Hace semanas que no ordeno ninguno de mis escritorios, ni el físico ni el del portátil. El caos se apodera de mi y quizá sea por el exceso de propósitos marcados en la agenda que estrené hace algo más de dos meses. Mea culpa, me he sumado al capitalismo compulsivo a conciencia.
Me encanta soñar con viajar a los lugares que en estas páginas te recomendamos, me encanta visitar los restaurantes de nuestro Top Foodie, me encantan los estilismos que plantea Rita en nuestra sección de Bazar.
¡Mea culpa! Sí, para todo ello hace falta cash y para tener cash hace falta trabajar mucho. TRABAJO, TRABAJO Y MÁS TRABAJO. Un trabajo que elegí a conciencia y con el que disfruto pero, al fin y al cabo, un trabajo mediante el cual mis índices de cortisol en mi frontal se disparan a causa y como consecuencia (no, no se trata de un error esto es un paradigma 360º) de un estrés cronificado, un estrés que, HORROR, es ya parte de mi zona de confort.
Paseaba el otro día por Madrid. Siempre que puedo, uno de esos paseos termina en el Parque del Oeste, un lugar que por muchas veces que hayas visitado Madrid quizá no conozcas, un oasis en medio de la capital de España, un lugar maravilloso, un pequeño escondite.
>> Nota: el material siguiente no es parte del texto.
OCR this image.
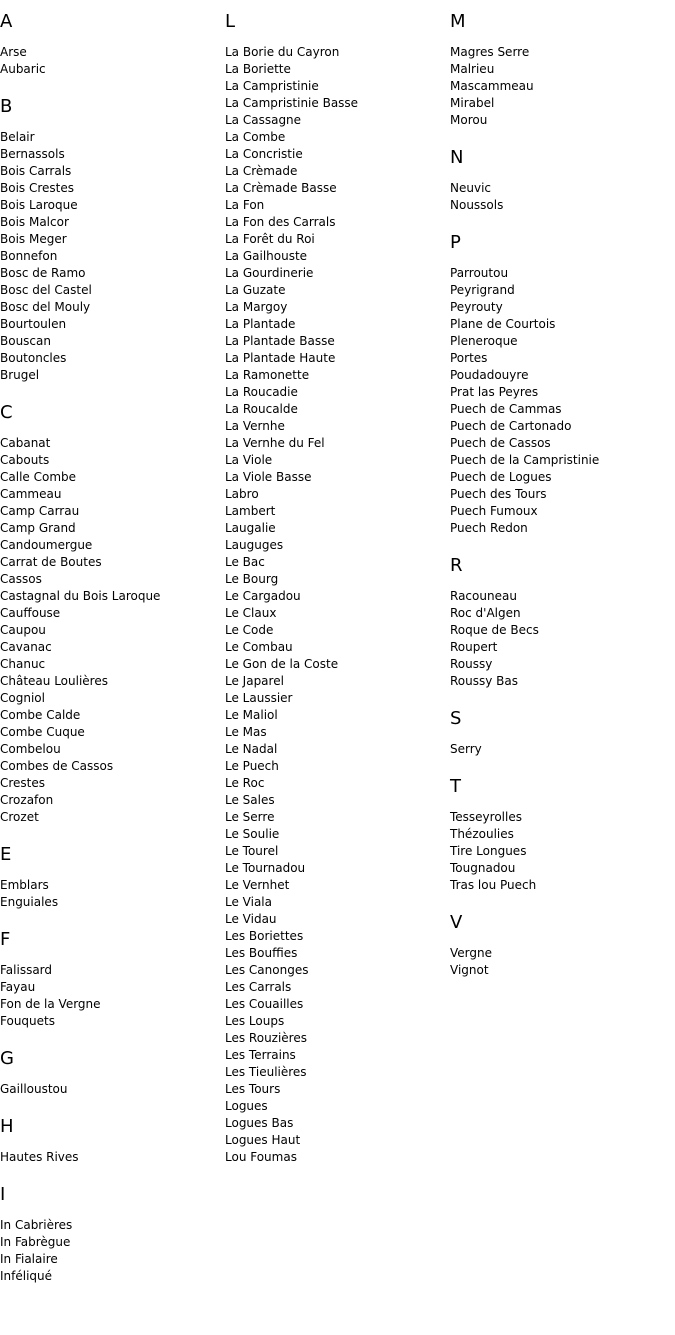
A
Arse
Aubaric
B
Belair
Bernassols
Bois Carrals
Bois Crestes
Bois Laroque
Bois Malcor
Bois Meger
Bonnefon
Bosc de Ramo
Bosc del Castel
Bosc del Mouly
Bourtoulen
Bouscan
Boutoncles
Brugel
C
Cabanat
Cabouts
Calle Combe
Cammeau
Camp Carrau
Camp Grand
Candoumergue
Carrat de Boutes
Cassos
Castagnal du Bois Laroque
Cauffouse
Caupou
Cavanac
Chanuc
Château Loulières
Cogniol
Combe Calde
Combe Cuque
Combelou
Combes de Cassos
Crestes
Crozafon
Crozet
E
Emblars
Enguiales
F
Falissard
Fayau
Fon de la Vergne
Fouquets
G
Gailloustou
H
Hautes Rives
I
In Cabrières
In Fabrègue
In Fialaire
Inféliqué
L
La Borie du Cayron
La Boriette
La Campristinie
La Campristinie Basse
La Cassagne
La Combe
La Concristie
La Crèmade
La Crèmade Basse
La Fon
La Fon des Carrals
La Forêt du Roi
La Gailhouste
La Gourdinerie
La Guzate
La Margoy
La Plantade
La Plantade Basse
La Plantade Haute
La Ramonette
La Roucadie
La Roucalde
La Vernhe
La Vernhe du Fel
La Viole
La Viole Basse
Labro
Lambert
Laugalie
Lauguges
Le Bac
Le Bourg
Le Cargadou
Le Claux
Le Code
Le Combau
Le Gon de la Coste
Le Japarel
Le Laussier
Le Maliol
Le Mas
Le Nadal
Le Puech
Le Roc
Le Sales
Le Serre
Le Soulie
Le Tourel
Le Tournadou
Le Vernhet
Le Viala
Le Vidau
Les Boriettes
Les Bouffies
Les Canonges
Les Carrals
Les Couailles
Les Loups
Les Rouzières
Les Terrains
Les Tieulières
Les Tours
Logues
Logues Bas
Logues Haut
Lou Foumas
M
Magres Serre
Malrieu
Mascammeau
Mirabel
Morou
N
Neuvic
Noussols
P
Parroutou
Peyrigrand
Peyrouty
Plane de Courtois
Pleneroque
Portes
Poudadouyre
Prat las Peyres
Puech de Cammas
Puech de Cartonado
Puech de Cassos
Puech de la Campristinie
Puech de Logues
Puech des Tours
Puech Fumoux
Puech Redon
R
Racouneau
Roc d'Algen
Roque de Becs
Roupert
Roussy
Roussy Bas
S
Serry
T
Tesseyrolles
Thézoulies
Tire Longues
Tougnadou
Tras lou Puech
V
Vergne
Vignot
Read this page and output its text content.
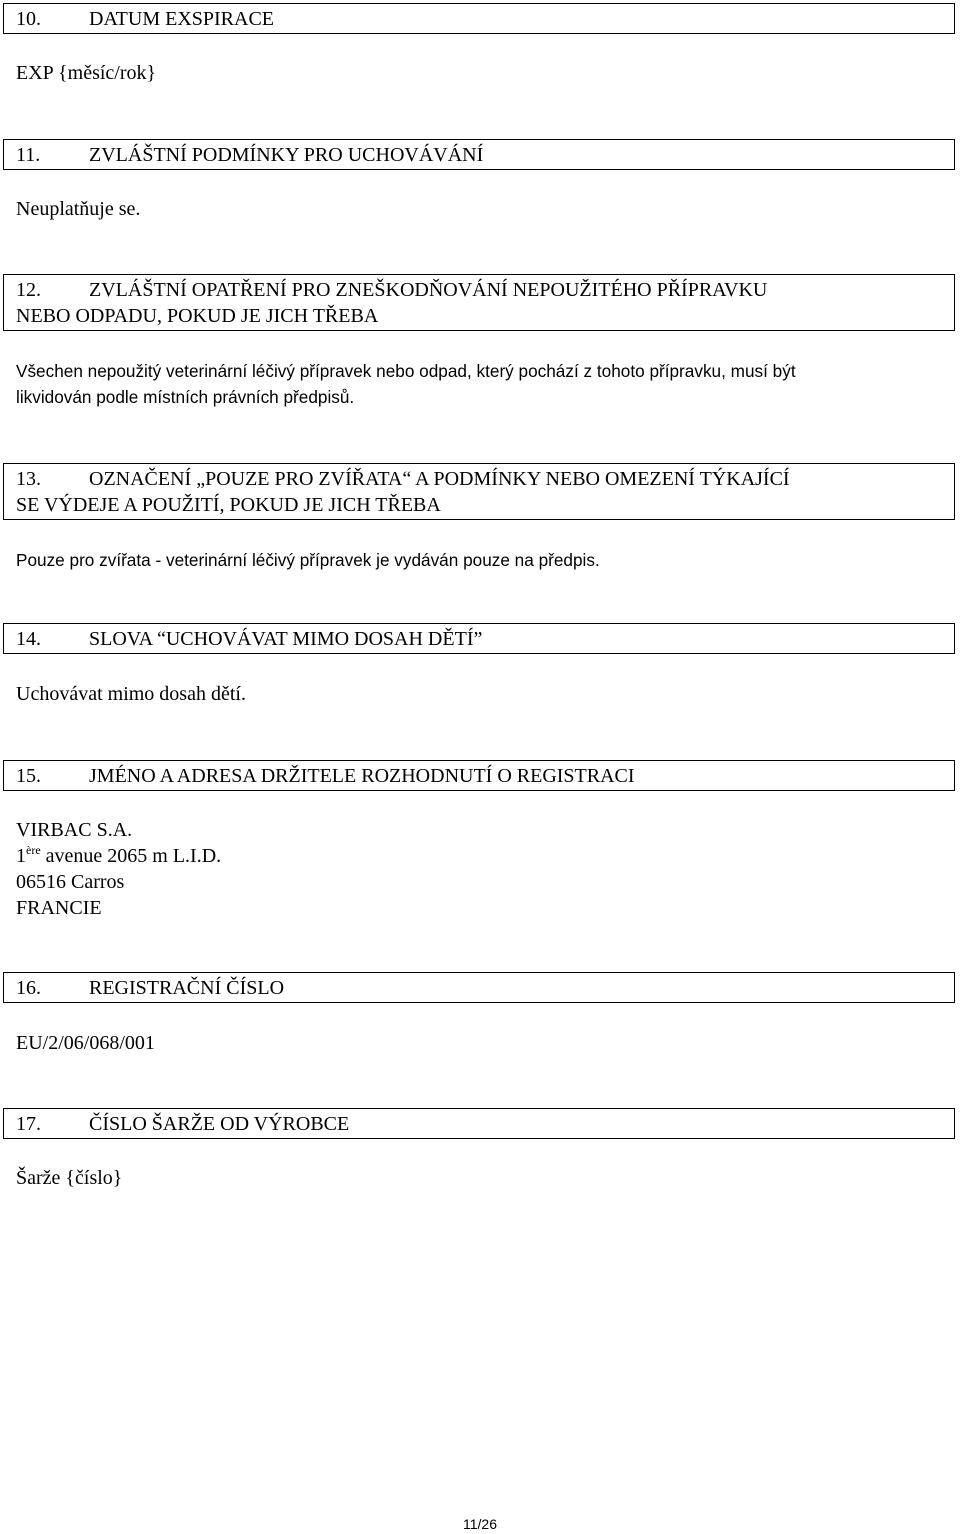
10. DATUM EXSPIRACE
EXP {měsíc/rok}
11. ZVLÁŠTNÍ PODMÍNKY PRO UCHOVÁVÁNÍ
Neuplatňuje se.
12. ZVLÁŠTNÍ OPATŘENÍ PRO ZNEŠKODŇOVÁNÍ NEPOUŽITÉHO PŘÍPRAVKU
NEBO ODPADU, POKUD JE JICH TŘEBA
Všechen nepoužitý veterinární léčivý přípravek nebo odpad, který pochází z tohoto přípravku, musí být
likvidován podle místních právních předpisů.
13. OZNAČENÍ „POUZE PRO ZVÍŘATA“ A PODMÍNKY NEBO OMEZENÍ TÝKAJÍCÍ
SE VÝDEJE A POUŽITÍ, POKUD JE JICH TŘEBA
Pouze pro zvířata - veterinární léčivý přípravek je vydáván pouze na předpis.
14. SLOVA “UCHOVÁVAT MIMO DOSAH DĚTÍ”
Uchovávat mimo dosah dětí.
15. JMÉNO A ADRESA DRŽITELE ROZHODNUTÍ O REGISTRACI
VIRBAC S.A.
1ère avenue 2065 m L.I.D.
06516 Carros
FRANCIE
16. REGISTRAČNÍ ČÍSLO
EU/2/06/068/001
17. ČÍSLO ŠARŽE OD VÝROBCE
Šarže {číslo}
11/26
Cuando bajo por sus laderas lo suelo hacer siempre “campo a través” (no sé por qué pero no me gusta pasear lo asfaltado si tengo opción a no hacerlo) y a la par que noto el césped mullido bajo las suelas de mis zapatos desaparece la necesidad de tener el móvil en mi mano. Me encanta fijarme en la cantidad de perros que corretean entre los árboles (unos aún sin hojas y otros tan verdes como siempre), buscar a sus dueños, imaginarme su historia… Normalmente, sigo el riachuelo que atraviesa el parque hasta llegar a mi espacio favorito. Una ladera de atardeceres infinitos en la que el tiempo suele congelarse. Ella me recuerda la existencia de mi smartphone, la belleza del sitio es digna de fotografiar una y otra vez. Da igual cuántas veces vaya, nunca una foto es igual a otra. ¡Directa para IG!
El fresco tras la puesta de sol marca que es hora de volver. Lo hacemos con calma y bajo la banda sonora de multitud de urracas y cotorras que comparten ese espacio aéreo con los atrevidos murciélagos que, a menudo, pasan desapercibidos en la ciudad. Aquí solemos coger el sendero asfaltado que nos hace coincidir con multitud de banquitos, banquitos generalmente ocupados, ocupados por… ¡sorpresa! Parejas, amigos, conocidos… con el móvil en la mano y sus caras pegadas a la pantalla. ¿Hablarán entre ellos, físicamente distanciados por apenas 20 o 30 centímetros, por Whatsapp?